Human cells are full of proteins, which do everything from providing structure, to transporting molecules to new locations, to catalyzing the reactions that allow cells to divide and grow. Scientists know that proteins pull off these feats by folding, but they still have a lot to learn about exactly how that works. Understanding those processes would yield important information about life itself; if proteins don't fold correctly, the cell doesn't function properly.
"We're discovering how life works, in a sense," says Karen Fleming, a biophysics professor at Johns Hopkins University.
Fleming leads a basic science lab that investigates the forces that create the proteins' structures and folds, and how the molecules interact with one another. She studies proteins that live in membranes on the outer surface of E. coli bacteria, some of which are known to interact with proteins that live on the surface of human cells. Her goal is understanding how the bacterial proteins get to the surface and what other proteins they interact with there, and what happens if they experience mutations.
"The strength we offer as a lab is that we use both experiments and computation," Fleming says of her group—four graduate students, one undergrad, and one research scientist. "We use computation to explain experiments but also to predict new experimental results, and then we do experiments and see how that turned out. And that's really a useful method for thinking about your data in a broader context."
Over time, Fleming's group has quadrupled the number of known water-to-bilayer membrane protein stabilities, showed that the membrane itself plays a catalytic role in folding, and defined that the key function of a particular protein complex is an enzyme, among other major contributions. Internationally recognized for those contributions, Fleming was awarded The Protein Society's 2020 Carl Brändén Award, which honors an outstanding protein scientist who has also made exceptional contributions in the areas of education and/or service; and is serving as a 2020-21 Phi Beta Kappa Visiting Scholar—one of a cohort of selected distinguished scholars who visit colleges and universities with chapters of Phi Beta Kappa, meeting informally with students and faculty members, taking part in classroom discussions, and giving a public lecture.
It's the nature of basic science to concern itself with understanding in the broad sense, not to focus on how the understanding might be applied, but Fleming and her lab members acknowledge that their findings might have relevance for an area like antibiotic resistance. After all, the brand-new mRNA vaccines against COVID-19 rely on decades of basic research by scientists who never imagined where their discoveries might lead.

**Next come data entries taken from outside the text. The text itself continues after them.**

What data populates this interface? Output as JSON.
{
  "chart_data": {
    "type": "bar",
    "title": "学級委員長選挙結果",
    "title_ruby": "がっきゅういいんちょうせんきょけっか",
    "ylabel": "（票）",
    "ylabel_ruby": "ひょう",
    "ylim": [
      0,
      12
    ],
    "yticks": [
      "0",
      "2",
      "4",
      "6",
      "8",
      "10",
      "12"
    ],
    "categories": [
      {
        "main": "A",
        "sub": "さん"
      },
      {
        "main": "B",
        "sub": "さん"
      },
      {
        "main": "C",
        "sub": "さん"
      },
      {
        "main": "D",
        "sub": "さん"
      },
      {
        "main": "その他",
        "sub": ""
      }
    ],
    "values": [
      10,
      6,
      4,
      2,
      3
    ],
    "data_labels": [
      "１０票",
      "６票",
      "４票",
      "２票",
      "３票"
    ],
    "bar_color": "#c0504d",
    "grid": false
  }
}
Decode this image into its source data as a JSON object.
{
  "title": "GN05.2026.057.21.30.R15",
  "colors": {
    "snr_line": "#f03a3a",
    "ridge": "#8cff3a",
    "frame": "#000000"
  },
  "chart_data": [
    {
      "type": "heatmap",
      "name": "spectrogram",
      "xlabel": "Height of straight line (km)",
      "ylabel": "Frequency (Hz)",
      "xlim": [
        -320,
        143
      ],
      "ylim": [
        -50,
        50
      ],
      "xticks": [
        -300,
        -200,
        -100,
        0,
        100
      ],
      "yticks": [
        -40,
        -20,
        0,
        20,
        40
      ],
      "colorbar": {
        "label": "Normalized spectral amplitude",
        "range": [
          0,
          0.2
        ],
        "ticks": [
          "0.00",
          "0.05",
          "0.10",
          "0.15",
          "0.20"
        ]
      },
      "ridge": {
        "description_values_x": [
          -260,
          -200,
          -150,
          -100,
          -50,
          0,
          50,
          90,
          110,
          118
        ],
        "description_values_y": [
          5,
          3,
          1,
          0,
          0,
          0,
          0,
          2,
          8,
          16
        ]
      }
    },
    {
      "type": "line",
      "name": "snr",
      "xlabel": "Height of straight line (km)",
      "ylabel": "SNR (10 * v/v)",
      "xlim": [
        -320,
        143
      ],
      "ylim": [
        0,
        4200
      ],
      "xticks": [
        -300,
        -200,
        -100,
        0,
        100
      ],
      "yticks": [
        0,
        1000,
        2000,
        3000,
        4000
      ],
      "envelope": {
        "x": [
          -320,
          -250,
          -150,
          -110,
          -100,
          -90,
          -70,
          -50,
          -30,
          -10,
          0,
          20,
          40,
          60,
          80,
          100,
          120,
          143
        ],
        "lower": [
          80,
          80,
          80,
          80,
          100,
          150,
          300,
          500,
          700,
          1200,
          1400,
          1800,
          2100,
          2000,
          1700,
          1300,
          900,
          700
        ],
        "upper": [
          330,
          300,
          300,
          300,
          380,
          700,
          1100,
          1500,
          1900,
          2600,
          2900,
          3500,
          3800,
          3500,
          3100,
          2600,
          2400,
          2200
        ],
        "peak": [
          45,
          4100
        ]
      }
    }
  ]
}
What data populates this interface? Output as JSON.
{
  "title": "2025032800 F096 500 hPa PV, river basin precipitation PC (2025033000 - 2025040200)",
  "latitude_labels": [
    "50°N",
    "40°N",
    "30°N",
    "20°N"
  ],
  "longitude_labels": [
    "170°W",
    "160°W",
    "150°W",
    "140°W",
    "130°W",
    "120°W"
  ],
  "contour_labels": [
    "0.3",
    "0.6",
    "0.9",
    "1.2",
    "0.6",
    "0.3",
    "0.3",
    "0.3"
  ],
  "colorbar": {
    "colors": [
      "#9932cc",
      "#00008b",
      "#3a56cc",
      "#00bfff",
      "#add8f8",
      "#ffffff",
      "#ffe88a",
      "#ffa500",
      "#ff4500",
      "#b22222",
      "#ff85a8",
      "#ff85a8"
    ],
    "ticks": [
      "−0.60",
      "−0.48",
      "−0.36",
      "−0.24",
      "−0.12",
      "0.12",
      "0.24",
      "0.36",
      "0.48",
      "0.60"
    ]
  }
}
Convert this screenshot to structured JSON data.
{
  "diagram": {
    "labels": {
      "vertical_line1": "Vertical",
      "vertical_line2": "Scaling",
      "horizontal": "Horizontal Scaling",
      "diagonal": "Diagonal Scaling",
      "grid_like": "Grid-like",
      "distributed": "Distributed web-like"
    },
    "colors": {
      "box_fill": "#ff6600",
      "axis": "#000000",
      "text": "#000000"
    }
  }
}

In Fleming's lab, members clone proteins, make mutants, express the proteins, and purify them with protein chemistry. They use fluorescent spectroscopy to observe their structures, and sedimentation velocity to measure their hydrodynamic shapes. They also bring the proteins to the National Institute of Standards and Technology, where small angle neutron scattering sheds additional light on their shape.
Once they've built a body of knowledge in one type of membrane protein, they try applying those findings to another, and another. If the findings continue to hold up, they consider them a general discovery for all membrane proteins.
What have they learned about how proteins function? Bacteria sort their outer membrane proteins through a kind of trial and error process, Fleming says, passing them around until the right shapes are in the right locations in what she describes as a game of "microbial hot potato."
"Catch and toss steps are very quick, and the instantaneous bound lifetimes are short, much like the catch and toss of a hot potato," Fleming says. "Computer modeling of this process explains how this biological network functions and highlights the integration of scientific disciplines ranging from microbial genetics to detailed biophysics."